Here, the narrative of Fall splits in a startling fashion. The rest of the novel alternates between a scrupulously realist account of the doings of Corvallis, Zula, Sophia, and El Shepherd—a sort of high-tech Game of Thrones—and the experiences of the process formerly known as Dodge (he calls himself Egdod), as it/he comes into consciousness and begins to shape the world (that is, the available data and processor power) around him. This part of the novel resembles Genesis, the pagan mythic traditions depicted by the D’Aulaires, and Paradise Lost. (An engraving from Gustave Doré’s illustrations of Milton’s epic poem is reproduced on the endpapers of Fall‘s print edition.) The “world” Dodge assembles for himself looks something like this one: trees, grass, a street, snow—as a videogame designer, after all, crafting such environments was his job.
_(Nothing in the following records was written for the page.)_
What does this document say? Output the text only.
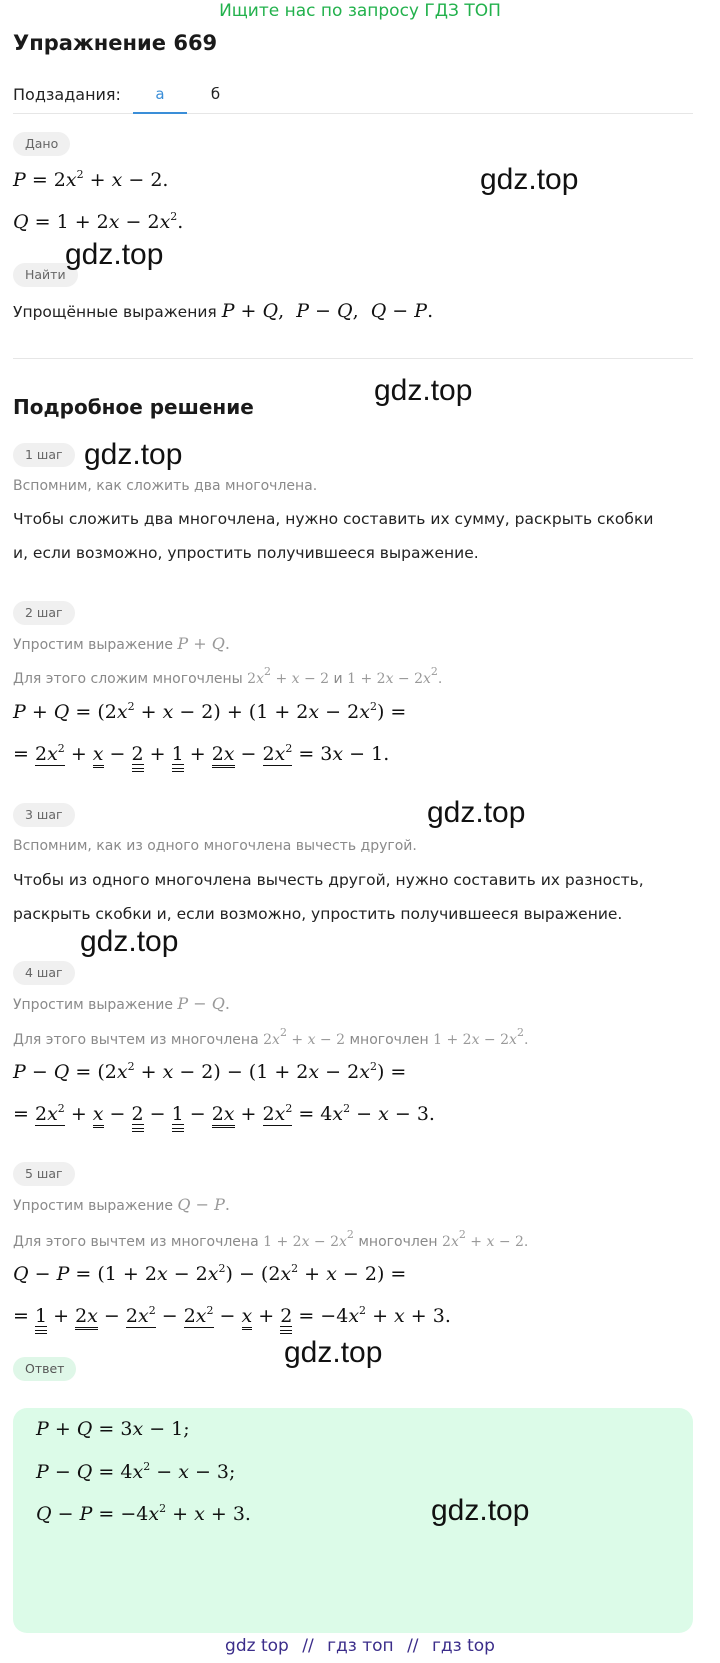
Ищите нас по запросу ГДЗ ТОП
Упражнение 669
Подзадания:	а	б
Дано
$P = 2x^2 + x - 2$.
$Q = 1 + 2x - 2x^2$.
Найти
Упрощённые выражения P + Q,  P − Q,  Q − P.
Подробное решение
1 шаг
Вспомним, как сложить два многочлена.
Чтобы сложить два многочлена, нужно составить их сумму, раскрыть скобки
и, если возможно, упростить получившееся выражение.
2 шаг
Упростим выражение P + Q.
Для этого сложим многочлены $2x^2 + x - 2$ и $1 + 2x - 2x^2$.
$P + Q = (2x^2 + x - 2) + (1 + 2x - 2x^2)$ =
= $2x^2 + x - 2 + 1 + 2x - 2x^2 = 3x - 1$.
3 шаг
Вспомним, как из одного многочлена вычесть другой.
Чтобы из одного многочлена вычесть другой, нужно составить их разность,
раскрыть скобки и, если возможно, упростить получившееся выражение.
4 шаг
Упростим выражение P − Q.
Для этого вычтем из многочлена $2x^2 + x - 2$ многочлен $1 + 2x - 2x^2$.
$P - Q = (2x^2 + x - 2) - (1 + 2x - 2x^2)$ =
= $2x^2 + x - 2 - 1 - 2x + 2x^2 = 4x^2 - x - 3$.
5 шаг
Упростим выражение Q − P.
Для этого вычтем из многочлена $1 + 2x - 2x^2$ многочлен $2x^2 + x - 2$.
$Q - P = (1 + 2x - 2x^2) - (2x^2 + x - 2)$ =
= $1 + 2x - 2x^2 - 2x^2 - x + 2 = -4x^2 + x + 3$.
Ответ
P + Q = 3x − 1;
$P - Q = 4x^2 - x - 3$;
$Q - P = -4x^2 + x + 3$.
gdz.top
gdz.top
gdz.top
gdz.top
gdz.top
gdz.top
gdz.top
gdz.top
gdz top // гдз топ // гдз top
New processes harvested from other dead people’s minds join him there. But El Shepherd becomes enraged at the way Dodge has reproduced our fallen existence in what he had planned to shape into a post-human utopia. As he prepares to abandon this mortal coil himself, a cosmic clash in what the real-world characters call Bitworld and what its residents call the Land is inevitable.
One of the ideas Stephenson seems to endorse in Fall is that the human mind has been fundamentally shaped by our physical bodies. As a result, even when liberated from those bodies, we’ll understand ourselves and our existence within the same framework—the same essential stories of creation and fall, similar tales of gods, goddesses, and heroes. The last section of the novel assumes the form of a rippingly Tolkienesque epic fantasy quest: an eventful journey through a magical landscape, embarked on by characters it’s impossible to think of as mere processes. It’s great fun—and yes, fantasy buffs, there is even a map. Fall is a rebuke to utopians of every stripe, including those early prophets of the internet who promised us a cyberspace liberated from the constraints of “meatspace.” But the internet is not a brave new world built out of computers. Like Stephenson’s Land, the internet is made of people and all the glory and the nasty baggage that comes with our flawed selves. Wherever we go, there we are.